The share of the regulatory result (see items 10 to 14) in the AUCU (before the deduction of other revenues) is 10.4%.
DCAC Cyprus net gain on activity in the Cyprus en route charging zone in the year 2024
DCAC Cyprus reported a net gain of +4.6 M€, as a combination of a gain of +6.4 M€ arising from the cost sharing mechanism, with a loss of -2.2 M€ arising from the traffic risk sharing mechanism and a gain of +0.5 M€ relating to financial incentives.
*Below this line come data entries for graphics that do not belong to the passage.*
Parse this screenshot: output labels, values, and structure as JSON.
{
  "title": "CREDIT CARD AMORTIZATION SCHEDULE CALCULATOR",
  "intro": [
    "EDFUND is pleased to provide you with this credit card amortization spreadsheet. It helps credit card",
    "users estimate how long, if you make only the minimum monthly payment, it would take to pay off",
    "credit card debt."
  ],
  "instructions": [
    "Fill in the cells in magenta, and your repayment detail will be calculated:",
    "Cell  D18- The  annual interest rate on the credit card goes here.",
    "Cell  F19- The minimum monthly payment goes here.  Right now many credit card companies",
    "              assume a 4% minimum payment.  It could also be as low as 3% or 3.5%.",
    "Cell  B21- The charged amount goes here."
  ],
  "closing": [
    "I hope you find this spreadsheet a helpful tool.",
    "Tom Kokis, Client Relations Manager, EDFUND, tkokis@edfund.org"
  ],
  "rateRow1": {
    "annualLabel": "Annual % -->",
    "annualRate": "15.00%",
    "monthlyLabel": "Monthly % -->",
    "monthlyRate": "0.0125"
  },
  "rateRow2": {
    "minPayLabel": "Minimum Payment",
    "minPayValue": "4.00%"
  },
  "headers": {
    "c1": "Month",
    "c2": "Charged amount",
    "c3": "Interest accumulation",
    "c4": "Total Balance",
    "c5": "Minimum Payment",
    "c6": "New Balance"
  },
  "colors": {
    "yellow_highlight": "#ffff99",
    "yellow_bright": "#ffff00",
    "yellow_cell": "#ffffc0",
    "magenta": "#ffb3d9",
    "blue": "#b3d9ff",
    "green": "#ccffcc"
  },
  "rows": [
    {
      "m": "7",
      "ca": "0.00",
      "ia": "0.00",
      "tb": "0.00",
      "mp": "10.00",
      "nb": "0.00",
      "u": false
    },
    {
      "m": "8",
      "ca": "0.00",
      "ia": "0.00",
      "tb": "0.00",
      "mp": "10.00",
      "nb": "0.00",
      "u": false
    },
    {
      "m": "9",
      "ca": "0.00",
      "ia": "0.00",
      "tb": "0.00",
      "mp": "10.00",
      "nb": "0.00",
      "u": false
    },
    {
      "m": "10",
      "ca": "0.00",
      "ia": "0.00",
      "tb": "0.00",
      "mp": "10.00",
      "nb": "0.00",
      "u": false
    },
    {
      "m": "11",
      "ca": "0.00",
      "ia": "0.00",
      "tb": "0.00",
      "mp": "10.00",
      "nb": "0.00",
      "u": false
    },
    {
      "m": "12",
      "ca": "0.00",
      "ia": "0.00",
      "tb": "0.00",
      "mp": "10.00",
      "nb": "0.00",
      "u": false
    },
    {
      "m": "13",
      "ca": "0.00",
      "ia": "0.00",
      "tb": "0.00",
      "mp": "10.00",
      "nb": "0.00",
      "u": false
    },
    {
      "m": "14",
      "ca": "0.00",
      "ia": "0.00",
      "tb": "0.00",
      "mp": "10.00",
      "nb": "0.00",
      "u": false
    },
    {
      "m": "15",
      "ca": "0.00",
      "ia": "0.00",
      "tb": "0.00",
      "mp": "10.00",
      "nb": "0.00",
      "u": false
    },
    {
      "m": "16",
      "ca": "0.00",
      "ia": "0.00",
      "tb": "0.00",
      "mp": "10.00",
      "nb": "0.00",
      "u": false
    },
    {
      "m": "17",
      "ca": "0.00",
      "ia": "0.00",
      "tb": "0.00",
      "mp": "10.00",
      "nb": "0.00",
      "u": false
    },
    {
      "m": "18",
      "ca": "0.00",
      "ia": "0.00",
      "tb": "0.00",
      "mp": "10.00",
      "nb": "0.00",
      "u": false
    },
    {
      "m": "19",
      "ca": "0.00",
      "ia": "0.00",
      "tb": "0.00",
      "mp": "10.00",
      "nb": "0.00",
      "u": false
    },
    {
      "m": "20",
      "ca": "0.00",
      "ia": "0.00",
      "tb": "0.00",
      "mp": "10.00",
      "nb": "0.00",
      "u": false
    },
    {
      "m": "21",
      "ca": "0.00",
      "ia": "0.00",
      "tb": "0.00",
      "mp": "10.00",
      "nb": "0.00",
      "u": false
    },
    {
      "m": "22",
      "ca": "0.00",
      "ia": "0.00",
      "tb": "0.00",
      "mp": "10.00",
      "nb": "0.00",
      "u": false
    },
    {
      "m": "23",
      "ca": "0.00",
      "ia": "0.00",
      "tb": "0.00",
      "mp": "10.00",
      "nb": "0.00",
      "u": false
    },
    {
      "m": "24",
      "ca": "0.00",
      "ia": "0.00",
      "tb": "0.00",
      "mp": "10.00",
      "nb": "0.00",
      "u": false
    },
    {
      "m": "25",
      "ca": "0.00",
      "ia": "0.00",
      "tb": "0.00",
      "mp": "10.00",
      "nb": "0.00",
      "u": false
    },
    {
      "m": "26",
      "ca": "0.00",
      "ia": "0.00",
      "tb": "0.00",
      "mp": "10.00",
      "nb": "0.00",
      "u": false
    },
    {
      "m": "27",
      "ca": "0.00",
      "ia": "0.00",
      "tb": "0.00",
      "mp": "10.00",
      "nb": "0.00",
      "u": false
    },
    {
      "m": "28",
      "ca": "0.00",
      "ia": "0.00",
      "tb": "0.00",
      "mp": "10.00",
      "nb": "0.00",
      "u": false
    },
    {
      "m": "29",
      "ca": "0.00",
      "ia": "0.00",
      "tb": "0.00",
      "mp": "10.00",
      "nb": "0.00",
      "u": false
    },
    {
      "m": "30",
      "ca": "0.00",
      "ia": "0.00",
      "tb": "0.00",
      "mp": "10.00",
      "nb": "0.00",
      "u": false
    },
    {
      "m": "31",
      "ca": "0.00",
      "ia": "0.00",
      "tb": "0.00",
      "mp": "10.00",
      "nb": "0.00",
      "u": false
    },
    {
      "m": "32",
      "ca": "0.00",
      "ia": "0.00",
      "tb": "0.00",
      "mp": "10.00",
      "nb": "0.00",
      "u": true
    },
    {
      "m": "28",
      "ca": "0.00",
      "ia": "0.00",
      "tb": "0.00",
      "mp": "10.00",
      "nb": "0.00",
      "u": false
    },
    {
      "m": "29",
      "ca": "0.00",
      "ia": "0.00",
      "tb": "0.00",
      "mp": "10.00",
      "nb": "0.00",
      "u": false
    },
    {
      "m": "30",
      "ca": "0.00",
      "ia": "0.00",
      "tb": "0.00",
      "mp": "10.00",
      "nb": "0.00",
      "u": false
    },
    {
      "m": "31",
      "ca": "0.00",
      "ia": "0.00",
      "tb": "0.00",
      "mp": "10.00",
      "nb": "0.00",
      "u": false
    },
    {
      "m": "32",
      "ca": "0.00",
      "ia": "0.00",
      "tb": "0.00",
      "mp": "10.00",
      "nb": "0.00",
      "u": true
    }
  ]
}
DCAC Cyprus overall regulatory result (RR) for the en route activity
Ex-post, the overall RR taking into account the net gain from the en route activity mentioned above (+4.6 M€) and the actual RoE (+2.0 M€) amounts to +6.6 M€ (13.6% of the en route revenues). The resulting ex-post rate of return on equity is 19.2%, which is higher than the 5.7% planned in the PP.
RP3 summary
When considering the whole of RP3 (2020-2024), DCAC Cyprus generated a cumulative gain in respect of cost sharing of +13.6 M€, as actual total costs for RP3 were lower than planned. The traffic risk sharing mechanism generated a loss of -3.1 M€. Adding the gain of +1.0 M€ to be retained by the ATSP in respect of financial incentives and the actual RoE (+7.2 M€ over RP3) leads to an overall regulatory result of +18.8 M€, which corresponds to an average ex-post rate of return on equity of 13.4% (compared to 5.2% initially planned in the PP).